Berger continued to work in drug development for Carter Wallace, rising to become president of the company. He developed the antispasmodic drug carisoprodol, which is related to meprobamate, and the epilepsy drug felbamate. He was affiliated with Harvard and Rutgers universities, and in 1974 moved to Louisville University as professor of psychiatry. He remained there until he retired in 1990.
Berger was born in Pilsen, Bohemia (now part of the Czech Republic), to parents who worked as cloth wholesalers. He went to Tilesen Gymnasium, Prague and studied medicine at Charles University, Prague, qualifying in 1937 and working at the Czechoslovak National Institute of Health. He left Czechoslovakia on 15 March 1939, the day Hitler annexed his country. He was refused a visa to America as the quotas were full, but he and his wife were permitted to enter Britain, where he spent his first few nights sleeping on a park bench while his pregnant wife was given a bed by the Salvation Army. They were given hostel accommodation in Bloomsbury by the Czech Refugee Fund and later he worked as a doctor in an internment camp.

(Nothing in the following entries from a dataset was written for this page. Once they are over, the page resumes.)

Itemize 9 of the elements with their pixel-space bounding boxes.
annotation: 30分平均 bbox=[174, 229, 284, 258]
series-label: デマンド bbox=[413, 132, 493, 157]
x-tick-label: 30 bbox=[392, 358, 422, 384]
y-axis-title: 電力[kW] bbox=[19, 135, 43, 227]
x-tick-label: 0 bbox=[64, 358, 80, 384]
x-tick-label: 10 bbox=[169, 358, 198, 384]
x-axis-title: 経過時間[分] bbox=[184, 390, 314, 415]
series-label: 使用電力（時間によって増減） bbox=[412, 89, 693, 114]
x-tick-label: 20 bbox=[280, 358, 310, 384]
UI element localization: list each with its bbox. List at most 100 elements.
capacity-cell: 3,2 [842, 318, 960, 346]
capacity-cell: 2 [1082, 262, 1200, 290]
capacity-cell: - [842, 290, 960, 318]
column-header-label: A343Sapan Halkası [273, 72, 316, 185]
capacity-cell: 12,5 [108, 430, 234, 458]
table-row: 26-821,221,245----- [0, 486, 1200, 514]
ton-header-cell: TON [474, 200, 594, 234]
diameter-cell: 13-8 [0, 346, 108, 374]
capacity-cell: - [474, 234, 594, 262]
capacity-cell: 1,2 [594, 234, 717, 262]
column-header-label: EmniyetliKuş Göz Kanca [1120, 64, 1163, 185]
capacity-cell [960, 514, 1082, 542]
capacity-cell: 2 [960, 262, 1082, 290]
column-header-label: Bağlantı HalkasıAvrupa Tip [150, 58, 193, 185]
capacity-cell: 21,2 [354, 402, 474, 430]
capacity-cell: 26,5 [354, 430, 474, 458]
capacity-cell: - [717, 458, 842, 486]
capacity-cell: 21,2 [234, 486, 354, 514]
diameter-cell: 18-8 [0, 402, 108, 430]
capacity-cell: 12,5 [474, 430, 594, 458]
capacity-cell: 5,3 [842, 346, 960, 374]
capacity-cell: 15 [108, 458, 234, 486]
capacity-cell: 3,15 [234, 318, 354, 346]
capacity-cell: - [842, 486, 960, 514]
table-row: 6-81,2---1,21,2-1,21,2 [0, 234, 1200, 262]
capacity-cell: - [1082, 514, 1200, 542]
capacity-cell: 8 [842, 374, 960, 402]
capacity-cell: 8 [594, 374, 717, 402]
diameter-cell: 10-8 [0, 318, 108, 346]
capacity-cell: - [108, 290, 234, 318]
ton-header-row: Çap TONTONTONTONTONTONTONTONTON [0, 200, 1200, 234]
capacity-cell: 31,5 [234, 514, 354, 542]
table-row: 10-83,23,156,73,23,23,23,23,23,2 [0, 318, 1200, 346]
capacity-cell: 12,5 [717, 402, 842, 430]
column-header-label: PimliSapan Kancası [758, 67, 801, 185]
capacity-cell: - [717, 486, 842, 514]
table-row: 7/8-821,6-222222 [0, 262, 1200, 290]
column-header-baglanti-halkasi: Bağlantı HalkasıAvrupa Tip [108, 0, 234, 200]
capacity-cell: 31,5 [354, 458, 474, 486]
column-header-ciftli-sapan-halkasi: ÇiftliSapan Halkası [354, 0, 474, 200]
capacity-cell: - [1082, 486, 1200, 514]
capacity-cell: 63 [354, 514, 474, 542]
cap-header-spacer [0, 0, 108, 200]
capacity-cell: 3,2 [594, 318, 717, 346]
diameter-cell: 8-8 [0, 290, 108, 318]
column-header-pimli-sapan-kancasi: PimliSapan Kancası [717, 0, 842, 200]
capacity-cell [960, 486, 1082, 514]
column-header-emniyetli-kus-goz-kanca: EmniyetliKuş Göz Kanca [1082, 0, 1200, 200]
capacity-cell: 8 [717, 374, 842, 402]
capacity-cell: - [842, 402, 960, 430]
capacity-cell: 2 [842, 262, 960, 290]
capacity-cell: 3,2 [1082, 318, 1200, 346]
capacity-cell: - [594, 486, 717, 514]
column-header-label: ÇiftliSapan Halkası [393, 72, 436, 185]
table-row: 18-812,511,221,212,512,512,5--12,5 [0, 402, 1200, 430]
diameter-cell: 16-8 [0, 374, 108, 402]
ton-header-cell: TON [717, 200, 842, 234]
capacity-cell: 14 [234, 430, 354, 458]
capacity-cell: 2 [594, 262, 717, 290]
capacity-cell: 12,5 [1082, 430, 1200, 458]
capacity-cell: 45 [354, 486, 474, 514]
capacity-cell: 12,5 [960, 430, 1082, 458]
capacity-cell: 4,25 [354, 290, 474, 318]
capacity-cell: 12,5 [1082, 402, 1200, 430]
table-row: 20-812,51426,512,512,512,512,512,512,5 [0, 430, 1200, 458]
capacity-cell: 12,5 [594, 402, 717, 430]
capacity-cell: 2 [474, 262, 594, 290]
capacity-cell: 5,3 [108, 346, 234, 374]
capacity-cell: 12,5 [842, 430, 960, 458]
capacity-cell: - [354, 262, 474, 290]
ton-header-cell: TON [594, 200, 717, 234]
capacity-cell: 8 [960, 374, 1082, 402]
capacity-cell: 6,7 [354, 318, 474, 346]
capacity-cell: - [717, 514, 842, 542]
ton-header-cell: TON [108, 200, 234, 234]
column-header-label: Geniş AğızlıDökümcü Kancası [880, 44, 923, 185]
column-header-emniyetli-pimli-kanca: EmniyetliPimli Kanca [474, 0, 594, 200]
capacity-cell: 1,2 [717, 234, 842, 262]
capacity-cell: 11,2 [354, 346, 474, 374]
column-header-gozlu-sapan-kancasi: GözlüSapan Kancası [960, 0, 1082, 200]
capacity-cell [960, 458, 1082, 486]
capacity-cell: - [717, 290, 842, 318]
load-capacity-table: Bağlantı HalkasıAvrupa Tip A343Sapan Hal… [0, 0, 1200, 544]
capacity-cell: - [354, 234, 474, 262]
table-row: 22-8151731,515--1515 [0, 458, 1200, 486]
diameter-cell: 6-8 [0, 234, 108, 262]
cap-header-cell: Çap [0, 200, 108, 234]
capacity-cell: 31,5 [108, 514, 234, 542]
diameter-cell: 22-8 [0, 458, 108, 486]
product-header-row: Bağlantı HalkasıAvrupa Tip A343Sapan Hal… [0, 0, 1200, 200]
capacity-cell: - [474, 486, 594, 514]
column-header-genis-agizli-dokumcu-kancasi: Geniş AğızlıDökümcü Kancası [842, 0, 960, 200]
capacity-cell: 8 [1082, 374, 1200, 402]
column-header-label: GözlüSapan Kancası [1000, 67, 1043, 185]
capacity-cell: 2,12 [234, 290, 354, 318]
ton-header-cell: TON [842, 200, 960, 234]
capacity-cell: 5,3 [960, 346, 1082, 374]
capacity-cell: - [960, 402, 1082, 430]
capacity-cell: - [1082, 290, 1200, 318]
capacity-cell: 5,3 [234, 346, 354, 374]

Berger said he had always been intrigued by anxiety, which many people suffered from and which came and went for no apparent reason. "These people are not insane; they are simply over-excitable and irritable, and create crisis situations over things that are unimportant. What is the physiological basis of this?"
Frank Milan Berger, biomedical researcher: born Pilsen, West Bohemia 25 June 1913; chief pharmacologist, British Drug Houses 1945-47; Assistant Professor of Paediatrics, Rochester University 1947-49; Director of Research, Carter Wallace 1949-55, Vice-President 1955-58, President 1958-73; married 1939 Bozena Jahodova (died 1972; two sons), 1975 Christine Spadi (one stepson); died New York 18 March 2008.